Die erfahrenen Manager konnten einen Anstieg der Ebitda-Marge von 28 auf fast 31% vermelden. Dobitsch dürfte zufrieden sein. Der Umsatz soll im Gesamtjahr um 10 bis 11% wachsen. Dabei könnte auch die Vereinbarung mit Marktführer Autodesk helfen, die Nemetschek-Programme kompatibel mit denen des US-Herstellers machen soll. Sonst scheint der grössere Wettbewerber zurzeit mit sich selbst beschäftigt zu sein: Er bleibt noch immer den per 1. April fälligen Geschäftsbericht schuldig, weil der Autodesk-Prüfungsausschuss die Buchhaltungsstandards untersucht.

Rational: Küchengeräte für eine Welt mit weniger Köchen

Bei einem weiteren bayrischen Unternehmen war in der ersten Maiwoche ebenfalls kaum etwas zu spüren von der Konjunkturflaute. Der Hersteller von Profiküchengeräten Rational wächst seit mehr als zwei Dekaden im Durchschnitt mit knapp 10% pro Jahr, so auch 2023. Der Aktienkurs ist in dieser Zeit um durchschnittlich 14% pro Jahr gestiegen.

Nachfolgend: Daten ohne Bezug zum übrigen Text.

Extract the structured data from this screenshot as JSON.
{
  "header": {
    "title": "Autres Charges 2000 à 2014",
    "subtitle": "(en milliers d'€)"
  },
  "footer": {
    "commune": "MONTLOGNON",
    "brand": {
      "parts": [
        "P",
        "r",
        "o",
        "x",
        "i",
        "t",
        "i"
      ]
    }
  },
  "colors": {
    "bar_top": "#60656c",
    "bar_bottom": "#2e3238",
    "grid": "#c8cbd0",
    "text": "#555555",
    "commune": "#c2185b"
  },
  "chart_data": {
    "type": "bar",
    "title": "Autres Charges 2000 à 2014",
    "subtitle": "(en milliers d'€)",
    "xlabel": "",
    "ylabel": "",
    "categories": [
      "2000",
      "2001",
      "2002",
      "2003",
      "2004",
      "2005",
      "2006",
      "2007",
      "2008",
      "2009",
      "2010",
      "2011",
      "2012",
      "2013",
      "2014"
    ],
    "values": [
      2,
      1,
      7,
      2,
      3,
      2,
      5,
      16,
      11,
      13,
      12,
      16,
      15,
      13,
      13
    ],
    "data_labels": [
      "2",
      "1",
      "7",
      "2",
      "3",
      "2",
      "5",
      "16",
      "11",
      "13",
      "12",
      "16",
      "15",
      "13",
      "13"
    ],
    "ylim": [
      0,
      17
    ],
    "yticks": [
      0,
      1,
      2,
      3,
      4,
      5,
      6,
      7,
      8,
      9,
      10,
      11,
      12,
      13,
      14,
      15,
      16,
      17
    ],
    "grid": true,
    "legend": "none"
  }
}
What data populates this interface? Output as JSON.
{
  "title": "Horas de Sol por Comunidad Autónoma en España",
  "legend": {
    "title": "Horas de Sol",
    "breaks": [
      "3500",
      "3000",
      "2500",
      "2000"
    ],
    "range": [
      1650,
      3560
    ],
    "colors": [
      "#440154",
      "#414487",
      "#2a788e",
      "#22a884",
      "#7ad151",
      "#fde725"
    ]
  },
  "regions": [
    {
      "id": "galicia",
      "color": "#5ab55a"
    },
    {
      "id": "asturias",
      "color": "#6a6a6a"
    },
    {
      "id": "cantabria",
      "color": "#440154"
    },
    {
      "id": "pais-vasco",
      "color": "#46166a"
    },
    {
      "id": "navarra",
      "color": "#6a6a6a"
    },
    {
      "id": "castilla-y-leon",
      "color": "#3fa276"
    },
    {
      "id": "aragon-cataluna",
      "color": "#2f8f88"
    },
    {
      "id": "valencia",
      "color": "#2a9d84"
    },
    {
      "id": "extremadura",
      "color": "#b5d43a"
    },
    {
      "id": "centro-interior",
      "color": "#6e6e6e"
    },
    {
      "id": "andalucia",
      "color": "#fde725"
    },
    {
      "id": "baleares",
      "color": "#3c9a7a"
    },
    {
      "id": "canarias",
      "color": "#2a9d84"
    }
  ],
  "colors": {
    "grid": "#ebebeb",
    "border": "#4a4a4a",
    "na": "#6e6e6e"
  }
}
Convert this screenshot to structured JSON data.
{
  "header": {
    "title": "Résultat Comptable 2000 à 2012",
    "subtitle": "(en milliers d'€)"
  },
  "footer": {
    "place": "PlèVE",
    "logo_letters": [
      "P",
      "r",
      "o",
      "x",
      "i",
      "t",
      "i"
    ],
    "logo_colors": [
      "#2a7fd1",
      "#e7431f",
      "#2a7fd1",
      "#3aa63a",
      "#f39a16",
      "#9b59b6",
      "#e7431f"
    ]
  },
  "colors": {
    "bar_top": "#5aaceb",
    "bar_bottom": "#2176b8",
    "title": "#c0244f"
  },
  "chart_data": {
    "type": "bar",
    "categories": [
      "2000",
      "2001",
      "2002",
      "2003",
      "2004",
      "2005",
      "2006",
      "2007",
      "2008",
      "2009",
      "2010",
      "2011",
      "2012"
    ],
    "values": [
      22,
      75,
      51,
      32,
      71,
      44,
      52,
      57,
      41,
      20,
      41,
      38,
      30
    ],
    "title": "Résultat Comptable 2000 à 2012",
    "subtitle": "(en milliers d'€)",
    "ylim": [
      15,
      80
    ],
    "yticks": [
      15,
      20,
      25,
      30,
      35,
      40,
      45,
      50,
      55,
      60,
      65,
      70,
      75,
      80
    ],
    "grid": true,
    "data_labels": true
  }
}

Mit Kombidämpfern und Multikochsystemen von Rational können auch Menschen eine Mahlzeit zubereiten, die keine Kochausbildung genossen haben. Nachdem solch ein Gerät das Essen gegart hat, reinigt es sich auch noch selbst. Das ersetzt knappes (Fach-)Personal für Restaurantbetreiber. Deshalb ist sein Hersteller eines der wenigen Unternehmen, die vom Fachkräftemangel profitieren, statt darunter zu leiden.

Bei Kombidämpfern und Multikochsystemen haben die Bayern einen Weltmarktanteil von 50%. Wegen ihrer starken Marktposition und des grossen Nutzens für die Kunden kann Rational die gestiegenen Kosten gut weitergeben. In den zweieinhalb Jahren bis Ende 2023 hat sie die Preise um rund 10% jährlich erhöht.

Neben einem Umsatz von 1,1 Mrd. € im Vorjahr präsentierte das Familienunternehmen eine Ebitda-Marge von knapp 25%, zur Freude von Gründer Walter Kurtz sowie den Erben seines Co-Gründers Siegfried Meister. Die Familien halten zusammengerechnet eine Beteiligung von 55% am Unternehmen.

Im laufenden Jahr soll der Umsatz um einen mittleren bis hohen einstelligen Prozentsatz steigen. Das Wachstum von lediglich 1% im ersten Jahresviertel ist erklärbar durch die ausserordentlich hoch liegenden Vergleichswerte aus dem Vorjahr, als der Umsatz um 25% hochgeschossen war.

Der Aktienkurs von Rational ist seit 2000 von unter 40 € auf zuletzt mehr als 800 € geklettert. Im Ausverkauf waren die Titel schon lange nicht mehr, ebenso wenig wie die gefragten Küchengeräte. Analyst Adrian Pehl vom Brokerhaus Stifel stufte die Valoren bei seiner Neuaufnahme ins Research im März trotz vielen Lobes für das Geschäftsmodell nur mit «Halten» ein. Langfristig orientierte Anleger sollten an die Weisheit des im November verstorbenen Charlie Munger denken, dass es kaum etwas Besseres gibt, als grossartige Unternehmen zu einem fairen Preis zu kaufen.

Nicht einmal der Rauswurf aus dem MDax durch die Deutsche Börse im März konnte den Kurs von Rational dauerhaft drücken. Der Grund für die Massnahme ist, dass Hans Maerz, der Vorsitzende des Prüfungsausschusses im Aufsichtsrat, schon mehr als zwölf Jahre im Amt ist, was dem Corporate-Governance-Kodex widerspricht. Nach dem lange angekündigten Rückzug von Maerz im Mai dürfte Rational schon im Juni wieder in den MDax aufgenommen werden.

Weiterwachsen wird Rational ohnehin, ebenso wie Fielmann und Nemetschek. Ganz egal, welche Konjunkturprognose Bundeswirtschaftsminister Habeck und seine Beamten in Berlin als Nächstes orakeln werden.